From my point of view, if you just want to help people, there are plenty of other professions out there that could use the dedication (like teaching...). 'Satisfaction from work' alone does not always pay the bills, feed the cat, or send kids to school. Medicine is a business, and compensation rates have to be where they are to continue to attract enough people to go through with sacrifices early on. After all, the common saying "medicine tends to eat its young" isn't exactly a welcoming introduction to this career path.

Wednesday, August 24, 2005

Welcome to Orientation...

So here I am, 21, fresh out of college, fresh into medical school. My kind of path seems, however, not typical here. The average age of incoming students is around 24 at this school. My classmates bring with them not only a love for organic chemistry, but long term relationships, fiancees--even husbands and wives. Dinner conversations drift naturally for everyone into where best to raise a family and what kind of practice would leave the most time for weekends trips with the kids. Of course, there are still others like me, young and bushy-tailed, and perhaps more prevalent would be the eager mid-twenties-career-switch students with one foot in collegic nostalgia-land and one foot already wearied by their stint in the corporate world. But in this infectious environment, it's hard not to get realistic about our futures.
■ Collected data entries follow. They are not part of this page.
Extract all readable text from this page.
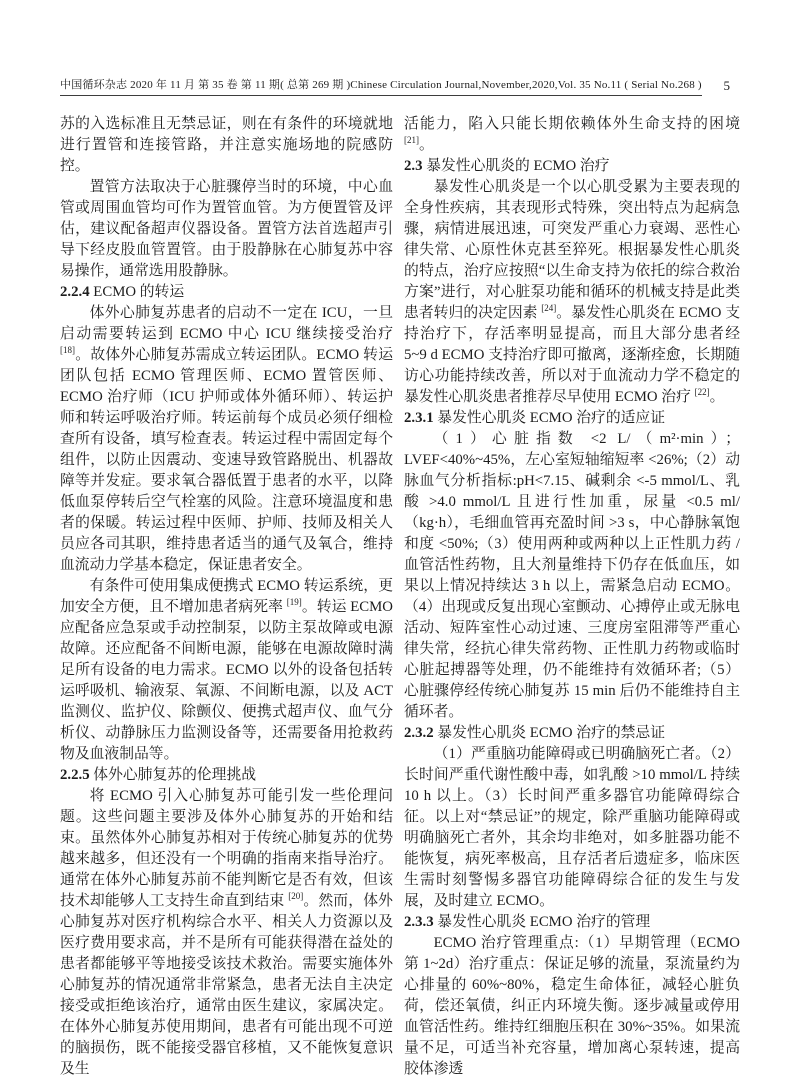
中国循环杂志 2020 年 11 月 第 35 卷 第 11 期( 总第 269 期 )Chinese Circulation Journal,November,2020,Vol. 35 No.11 ( Serial No.268 ) 5

苏的入选标准且无禁忌证，则在有条件的环境就地进行置管和连接管路，并注意实施场地的院感防控。

置管方法取决于心脏骤停当时的环境，中心血管或周围血管均可作为置管血管。为方便置管及评估，建议配备超声仪器设备。置管方法首选超声引导下经皮股血管置管。由于股静脉在心肺复苏中容易操作，通常选用股静脉。

2.2.4 ECMO 的转运

体外心肺复苏患者的启动不一定在 ICU，一旦启动需要转运到 ECMO 中心 ICU 继续接受治疗[18]。故体外心肺复苏需成立转运团队。ECMO 转运团队包括 ECMO 管理医师、ECMO 置管医师、ECMO 治疗师（ICU 护师或体外循环师）、转运护师和转运呼吸治疗师。转运前每个成员必须仔细检查所有设备，填写检查表。转运过程中需固定每个组件，以防止因震动、变速导致管路脱出、机器故障等并发症。要求氧合器低置于患者的水平，以降低血泵停转后空气栓塞的风险。注意环境温度和患者的保暖。转运过程中医师、护师、技师及相关人员应各司其职，维持患者适当的通气及氧合，维持血流动力学基本稳定，保证患者安全。

有条件可使用集成便携式 ECMO 转运系统，更加安全方便，且不增加患者病死率 [19]。转运 ECMO 应配备应急泵或手动控制泵，以防主泵故障或电源故障。还应配备不间断电源，能够在电源故障时满足所有设备的电力需求。ECMO 以外的设备包括转运呼吸机、输液泵、氧源、不间断电源，以及 ACT 监测仪、监护仪、除颤仪、便携式超声仪、血气分析仪、动静脉压力监测设备等，还需要备用抢救药物及血液制品等。

2.2.5 体外心肺复苏的伦理挑战

将 ECMO 引入心肺复苏可能引发一些伦理问题。这些问题主要涉及体外心肺复苏的开始和结束。虽然体外心肺复苏相对于传统心肺复苏的优势越来越多，但还没有一个明确的指南来指导治疗。通常在体外心肺复苏前不能判断它是否有效，但该技术却能够人工支持生命直到结束 [20]。然而，体外心肺复苏对医疗机构综合水平、相关人力资源以及医疗费用要求高，并不是所有可能获得潜在益处的患者都能够平等地接受该技术救治。需要实施体外心肺复苏的情况通常非常紧急，患者无法自主决定接受或拒绝该治疗，通常由医生建议，家属决定。在体外心肺复苏使用期间，患者有可能出现不可逆的脑损伤，既不能接受器官移植，又不能恢复意识及生

活能力，陷入只能长期依赖体外生命支持的困境[21]。

2.3 暴发性心肌炎的 ECMO 治疗

暴发性心肌炎是一个以心肌受累为主要表现的全身性疾病，其表现形式特殊，突出特点为起病急骤，病情进展迅速，可突发严重心力衰竭、恶性心律失常、心原性休克甚至猝死。根据暴发性心肌炎的特点，治疗应按照“以生命支持为依托的综合救治方案”进行，对心脏泵功能和循环的机械支持是此类患者转归的决定因素 [24]。暴发性心肌炎在 ECMO 支持治疗下，存活率明显提高，而且大部分患者经 5~9 d ECMO 支持治疗即可撤离，逐渐痊愈，长期随访心功能持续改善，所以对于血流动力学不稳定的暴发性心肌炎患者推荐尽早使用 ECMO 治疗 [22]。

2.3.1 暴发性心肌炎 ECMO 治疗的适应证

（1）心脏指数 <2 L/（m²·min）；LVEF<40%~45%，左心室短轴缩短率 <26%;（2）动脉血气分析指标:pH<7.15、碱剩余 <-5 mmol/L、乳酸 >4.0 mmol/L 且进行性加重，尿量 <0.5 ml/（kg·h），毛细血管再充盈时间 >3 s，中心静脉氧饱和度 <50%;（3）使用两种或两种以上正性肌力药 / 血管活性药物，且大剂量维持下仍存在低血压，如果以上情况持续达 3 h 以上，需紧急启动 ECMO。（4）出现或反复出现心室颤动、心搏停止或无脉电活动、短阵室性心动过速、三度房室阻滞等严重心律失常，经抗心律失常药物、正性肌力药物或临时心脏起搏器等处理，仍不能维持有效循环者;（5）心脏骤停经传统心肺复苏 15 min 后仍不能维持自主循环者。

2.3.2 暴发性心肌炎 ECMO 治疗的禁忌证

（1）严重脑功能障碍或已明确脑死亡者。（2）长时间严重代谢性酸中毒，如乳酸 >10 mmol/L 持续 10 h 以上。（3）长时间严重多器官功能障碍综合征。以上对“禁忌证”的规定，除严重脑功能障碍或明确脑死亡者外，其余均非绝对，如多脏器功能不能恢复，病死率极高，且存活者后遗症多，临床医生需时刻警惕多器官功能障碍综合征的发生与发展，及时建立 ECMO。

2.3.3 暴发性心肌炎 ECMO 治疗的管理

ECMO 治疗管理重点:（1）早期管理（ECMO 第 1~2d）治疗重点：保证足够的流量，泵流量约为心排量的 60%~80%，稳定生命体征，减轻心脏负荷，偿还氧债，纠正内环境失衡。逐步减量或停用血管活性药。维持红细胞压积在 30%~35%。如果流量不足，可适当补充容量，增加离心泵转速，提高胶体渗透
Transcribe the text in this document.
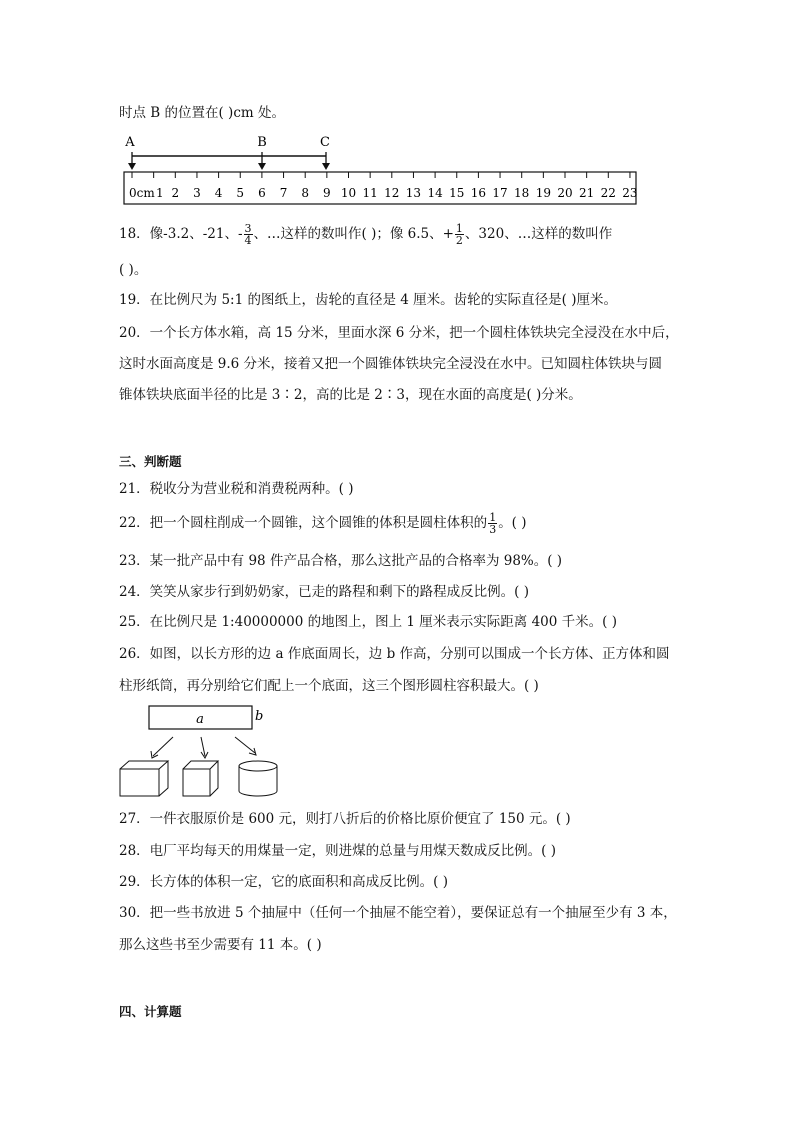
时点 B 的位置在( )cm 处。
A	B	C
0cm 2 3 4 5 6 7 8 9 10 11 12 13 14 15 16 17 18 19 20 21 22 23
1
18．像-3.2、-21、- $\frac{3}{4}$ 、…这样的数叫作( )；像 6.5、+ $\frac{1}{2}$ 、320、…这样的数叫作
( )。
19．在比例尺为 5:1 的图纸上，齿轮的直径是 4 厘米。齿轮的实际直径是( )厘米。
20．一个长方体水箱，高 15 分米，里面水深 6 分米，把一个圆柱体铁块完全浸没在水中后，
这时水面高度是 9.6 分米，接着又把一个圆锥体铁块完全浸没在水中。已知圆柱体铁块与圆
锥体铁块底面半径的比是 3∶2，高的比是 2∶3，现在水面的高度是( )分米。
三、判断题
21．税收分为营业税和消费税两种。( )
22．把一个圆柱削成一个圆锥，这个圆锥的体积是圆柱体积的 $\frac{1}{3}$ 。( )
23．某一批产品中有 98 件产品合格，那么这批产品的合格率为 98%。( )
24．笑笑从家步行到奶奶家，已走的路程和剩下的路程成反比例。( )
25．在比例尺是 1:40000000 的地图上，图上 1 厘米表示实际距离 400 千米。( )
26．如图，以长方形的边 a 作底面周长，边 b 作高，分别可以围成一个长方体、正方体和圆
柱形纸筒，再分别给它们配上一个底面，这三个图形圆柱容积最大。( )
a	b
27．一件衣服原价是 600 元，则打八折后的价格比原价便宜了 150 元。( )
28．电厂平均每天的用煤量一定，则进煤的总量与用煤天数成反比例。( )
29．长方体的体积一定，它的底面积和高成反比例。( )
30．把一些书放进 5 个抽屉中（任何一个抽屉不能空着），要保证总有一个抽屉至少有 3 本，
那么这些书至少需要有 11 本。( )
四、计算题
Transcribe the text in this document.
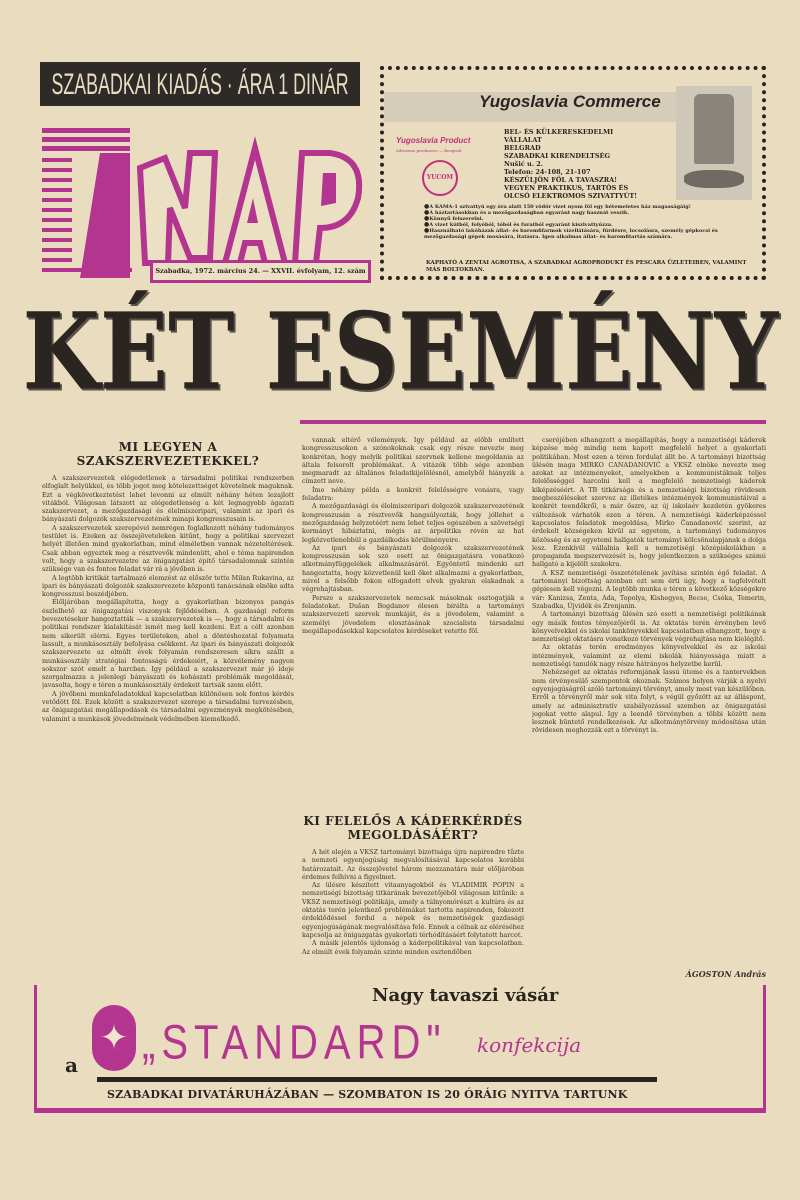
SZABADKAI KIADÁS · ÁRA 1 DINÁR
Szabadka, 1972. március 24. — XXVII. évfolyam, 12. szám
Yugoslavia Commerce
Yugoslavia Product
Zdruzeno preduzece — Beograd
YUCOM
BEL- ÉS KÜLKERESKEDELMI
VÁLLALAT
BELGRAD
SZABADKAI KIRENDELTSÉG
Nušić u. 2.
Telefon: 24-108, 21-107
KÉSZÜLJÖN FÖL A TAVASZRA!
VEGYEN PRAKTIKUS, TARTÓS ÉS
OLCSÓ ELEKTROMOS SZIVATTYÚT!
● A KAMA-1 szivattyú egy óra alatt 150 vödör vizet nyom föl egy hétemeletes ház magasságáig!
● A háztartásokban és a mezőgazdaságban egyaránt nagy hasznát veszik.
● Könnyű felszerelni.
● A vizet kútból, folyóból, tóból és furatból egyaránt kiszivattyúzza.
● Használható lakóházak állat- és baromfifarmok vízellátására, fürdésre, locsolásra, személy gépkocsi és mezőgazdasági gépek mosására, itatásra. Igen alkalmas állat- és baromfitartás számára.
KAPHATÓ A ZENTAI AGROTISA, A SZABADKAI AGROPRODUKT ÉS PESCARA ÜZLETEIBEN, VALAMINT MÁS BOLTOKBAN.
KÉT ESEMÉNY
MI LEGYEN A SZAKSZERVEZETEKKEL?

A szakszervezetek elégedetlenek a társadalmi politikai rendszerben elfoglalt helyükkel, és több jogot meg kötelezettséget követelnek maguknak. Ezt a végkövetkeztetést lehet levonni az elmúlt néhány héten lezajlott vitákból. Világosan látszott az elégedetlenség a két legnagyobb ágazati szakszervezet, a mezőgazdasági és élelmiszeripari, valamint az ipari és bányászati dolgozók szakszervezetének minapi kongresszusain is.

A szakszervezetek szerepével nemrégen foglalkozott néhány tudományos testület is. Ezeken az összejöveteleken kitűnt, hogy a politikai szervezet helyét illetően mind gyakorlatban, mind elméletben vannak nézeteltérések. Csak abban egyeztek meg a résztvevők mindenütt, ahol e téma napirenden volt, hogy a szakszervezetre az önigazgatást építő társadalomnak szintén szüksége van és fontos feladat vár rá a jövőben is.

A legtöbb kritikát tartalmazó elemzést az először tette Milan Rukavina, az ipari és bányászati dolgozók szakszervezete központi tanácsának elnöke adta kongresszusi beszédjében.

Előljáróban megállapította, hogy a gyakorlatban bizonyos pangás észlelhető az önigazgatási viszonyok fejlődésében. A gazdasági reform bevezetésekor hangoztatták — a szakszervezetek is —, hogy a társadalmi és politikai rendszer kialakítását ismét meg kell kezdeni. Ezt a célt azonban nem sikerült elérni. Egyes területeken, ahol a döntéshozatal folyamata lassult, a munkásosztály befolyása csökkent. Az ipari és bányászati dolgozók szakszervezete az elmúlt évek folyamán rendszeresen síkra szállt a munkásosztály stratégiai fontosságú érdekeiért, a közvélemény nagyon sokszor szót emelt a harcban. Igy például a szakszervezet már jó ideje szorgalmazza a jelenlegi bányászati és kohászati problémák megoldását, javasolta, hogy e téren a munkásosztály érdekeit tartsák szem előtt.

A jövőbeni munkafeladatokkal kapcsolatban különösen sok fontos kérdés vetődött föl. Ezek között a szakszervezet szerepe a társadalmi tervezésben, az önigazgatási megállapodások és társadalmi egyezmények megkötésében, valamint a munkások jövedelmének védelmében kiemelkedő.

vannak eltérő vélemények. Igy például az előbb említett kongresszusokon a szónokoknak csak egy része nevezte meg konkrétan, hogy melyik politikai szervnek kellene megoldania az általa felsorolt problémákat. A vitázók több sége azonban megmaradt az általános feladatkijelölésnél, amelyből hiányzik a címzett neve.

Íme néhány példa a konkrét felelősségre vonásra, vagy feladatra:

A mezőgazdasági és élelmiszeripari dolgozók szakszervezetének kongresszusán a résztvevők hangsúlyozták, hogy jóllehet a mezőgazdaság helyzetéért nem lehet teljes egészében a szövetségi kormányt hibáztatni, mégis az árpolitika révén az hat legközvetlenebbül a gazdálkodás körülményeire.

Az ipari és bányászati dolgozók szakszervezetének kongresszusán sok szó esett az önigazgatásra vonatkozó alkotmányfüggelékek alkalmazásáról. Egyöntetű mindenki azt hangoztatta, hogy közvetlenül kell őket alkalmazni a gyakorlatban, mivel a felsőbb fokon elfogadott elvek gyakran elakadnak a végrehajtásban.

Persze a szakszervezetek nemcsak másoknak osztogatják a feladatokat. Dušan Bogdanov élesen bírálta a tartományi szakszervezeti szervek munkáját, és a jövedelem, valamint a személyi jövedelem elosztásának szocialista társadalmi megállapodásokkal kapcsolatos kérdéseket vetette föl.

KI FELELŐS A KÁDERKÉRDÉS MEGOLDÁSÁÉRT?

A hét elején a VKSZ tartományi bizottsága újra napirendre tűzte a nemzeti egyenjogúság megvalósításával kapcsolatos korábbi határozatait. Az összejövetel három mozzanatára már előljáróban érdemes felhívni a figyelmet.

Az ülésre készített vitaanyagokból és VLADIMIR POPIN a nemzetiségi bizottság titkárának bevezetőjéből világosan kitűnik: a VKSZ nemzetiségi politikája, amely a túlnyomórészt a kultúra és az oktatás terén jelentkező problémákat tartotta napirenden, fokozott érdeklődéssel fordul a népek és nemzetiségek gazdasági egyenjogúságának megvalósítása felé. Ennek a célnak az eléréséhez kapcsolja az önigazgatás gyakorlati térhódításáért folytatott harcot.

A másik jelentős újdonság a káderpolitikával van kapcsolatban. Az elmúlt évek folyamán szinte minden esztendőben

cseréjében elhangzott a megállapítás, hogy a nemzetiségi káderek képzése még mindig nem kapott megfelelő helyet a gyakorlati politikában. Most ezen a téren fordulat állt be. A tartományi bizottság ülésén maga MIRKO CANADANOVIĆ a VKSZ elnöke nevezte meg azokat az intézményeket, amelyekben a kommunistáknak teljes felelősséggel harcolni kell a megfelelő nemzetiségi káderek kiképzéséért. A TB titkársága és a nemzetiségi bizottság rövidesen megbeszéléseket szervez az illetékes intézmények kommunistáival a konkrét teendőkről, s már őszre, az új iskolaév kezdetén gyökeres változások várhatók ezen a téren. A nemzetiségi káderképzéssel kapcsolatos feladatok megoldása, Mirko Čanadanović szerint, az érdekelt községeken kívül az egyetem, a tartományi tudományos közösség és az egyetemi hallgatók tartományi kölcsönalapjának a dolga lesz. Ezenkívül vállalnia kell a nemzetiségi középiskolákban a propaganda megszervezését is, hogy jelentkezzen a szükséges számú hallgató a kijelölt szakokra.

A KSZ nemzetiségi összetételének javítása szintén égő feladat. A tartományi bizottság azonban ezt sem érti úgy, hogy a tagfelvételt gépiesen kell végezni. A legtöbb munka e téren a következő községekre vár: Kanizsa, Zenta, Ada, Topolya, Kishegyes, Becse, Csóka, Temerin, Szabadka, Újvidék és Zrenjanin.

A tartományi bizottság ülésén szó esett a nemzetiségi politikának egy másik fontos tényezőjéről is. Az oktatás terén érvényben levő könyvelvekkel és iskolai tankönyvekkel kapcsolatban elhangzott, hogy a nemzetiségi oktatásra vonatkozó törvények végrehajtása nem kielégítő.

Az oktatás terén eredményes könyvelvekkel és az iskolai intézmények, valamint az elemi iskolák hiányossága miatt a nemzetiségi tanulók nagy része hátrányos helyzetbe kerül.

Nehézséget az oktatás reformjának lassú üteme és a tantervekben nem érvényesülő szempontok okoznak. Számos helyen várják a nyelvi egyenjogúságról szóló tartományi törvényt, amely most van készülőben. Erről a törvényről már sok vita folyt, s végül győzött az az álláspont, amely az adminisztratív szabályozással szemben az önigazgatási jogokat vette alapul. Igy a leendő törvényben a többi között nem lesznek büntető rendelkezések. Az alkotmánytörvény módosítása után rövidesen meghozzák ezt a törvényt is.

ÁGOSTON András
Nagy tavaszi vásár
✦ „STANDARD" konfekcija
a
SZABADKAI DIVATÁRUHÁZÁBAN — SZOMBATON IS 20 ÓRÁIG NYITVA TARTUNK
I'm feeling 5 years older already.

The first days of medical school here are all fun and games (as much fun as can be had with powerpoint slides and lectures on exposure to Hepatitis B and HIV that is). We try to bond as a class over 3 legged races, red rover games, and waterballoon toss, and so far the attempts seem to be working. Remarkable, though, is when it came time for each of us to try out our white coats, those lily colored cotton lab jackets that drapes over us like clean asceptic gloves (we're told ironically that this is clothing doctors wear to protect ourselves from the germs of the environment around us). By simply trying them on, I think everyone saw the glimmer of possiblity that, until now, seemed so far away: the chance to become real doctors. We are told we will need those coats very soon for our patient interviewing class. I am scared shitless, but I can't wait to start. Patient interview...as in me, 21 yrs old, fresh out of college, talking to patients within weeks of starting medical school.

Med school is no longer an idea. I'm really here.